I often walk through Greville Smyth park, and there's many other things in Bristol bearing the Smyth name. John Henry Greville Smyth was...
...an English naturalist and collector of natural history specimens. He is best known for his large private collection of mammals, birds, and insects kept at his stately home of Ashton Court in Bristol. On his death his wife, Lady Emily Greville Smyth, donated the bulk of the collection to the Bristol Natural History Museum, now known as Bristol Museum and Art Gallery.

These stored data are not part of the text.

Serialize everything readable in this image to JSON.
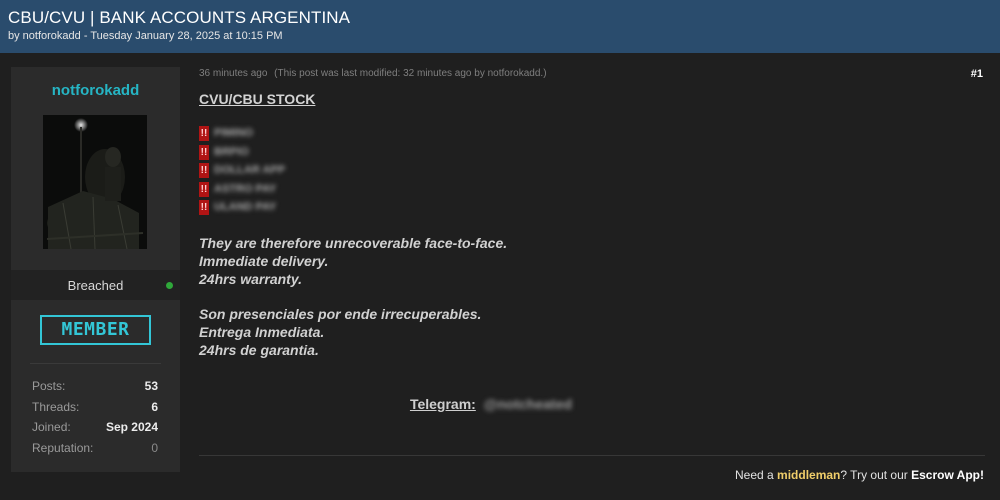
{
  "thread": {
    "title": "CBU/CVU | BANK ACCOUNTS ARGENTINA",
    "byline": "by notforokadd - Tuesday January 28, 2025 at 10:15 PM"
  },
  "user": {
    "username": "notforokadd",
    "usergroup": "Breached",
    "rank": "MEMBER",
    "stats": [
      {
        "label": "Posts:",
        "value": "53"
      },
      {
        "label": "Threads:",
        "value": "6"
      },
      {
        "label": "Joined:",
        "value": "Sep 2024"
      },
      {
        "label": "Reputation:",
        "value": "0"
      }
    ]
  },
  "post": {
    "time": "36 minutes ago",
    "edited": "(This post was last modified: 32 minutes ago by notforokadd.)",
    "number": "#1",
    "heading": "CVU/CBU STOCK",
    "stock_items": [
      "PIMINO",
      "BRPIO",
      "DOLLAR APP",
      "ASTRO PAY",
      "ULAND PAY"
    ],
    "bang": "!!",
    "english_lines": [
      "They are therefore unrecoverable face-to-face.",
      "Immediate delivery.",
      "24hrs warranty."
    ],
    "spanish_lines": [
      "Son presenciales por ende irrecuperables.",
      "Entrega Inmediata.",
      "24hrs de garantia."
    ],
    "telegram_label": "Telegram:",
    "telegram_handle": "@notcheated"
  },
  "footer": {
    "prefix": "Need a ",
    "middleman": "middleman",
    "middle": "? Try out our ",
    "escrow": "Escrow App!"
  },
  "colors": {
    "header_bg": "#2a4c6d",
    "username": "#26b5c4",
    "rank_badge": "#33c6d6",
    "online": "#2fa83a",
    "alert": "#b01414",
    "highlight": "#f0ce6a"
  }
}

But the Smyth name in general is all over this bit of Bristol, from Greviille Smyth Park outwards, which is hardly surprising given that the Smyth family home was Ashton Court, where four hundred years' worth of Smyths resided after Sir Thomas Arundel sold the place to a John Smyth in 1545, a few years after being gifted it by Henry VIII.
26 Nov 2020
I took the day off my day job to do my accounts—or at least do enough bookkeeping to send them to my accountant. I hate doing the books. I woke up late, tired and with a headache and decided to bunk off for a walk around Cliftonwood, Clifton Village and Clifton instead, taking in a couple of good coffees along the way. Thanks, Foliage Café, and Twelve for the flat whites.
Once an assembly rooms, now home to Bristol's poshest private club, apparently. I don't know if you have to be a Merchant Venturer to join, but I imagine it helps. Since 2006 they've even deigned to allow women to join the club.
05 Dec 2020
Back to Cliftonwood for a wander that included some of the belle views of Bellevue Crescent and other bits of the easternmost part. Highlights included watching someone bump-starting an elderly Nissan Micra in the narrow confines of Bellevue Crescent.
I mostly went out to hang out with my friends Sarah and Vik in Bedminster, but along the way I thought I'd take a closer look at something a little nearer home: the last crossing point of the Rownham Ferry.
It's interesting to be able to look pretty much a mile back and see the familiar buildings of home. Descending from the top right in the distance we can just see the Observatory on Observatory Hill, then the end of Royal York Crescent, then the Paragon just eclipsing the suspension bridge, then below the bridge on the left there's Windsor Terrace and the more modern Windsor Court flats just visible behind the Bedminster foreground.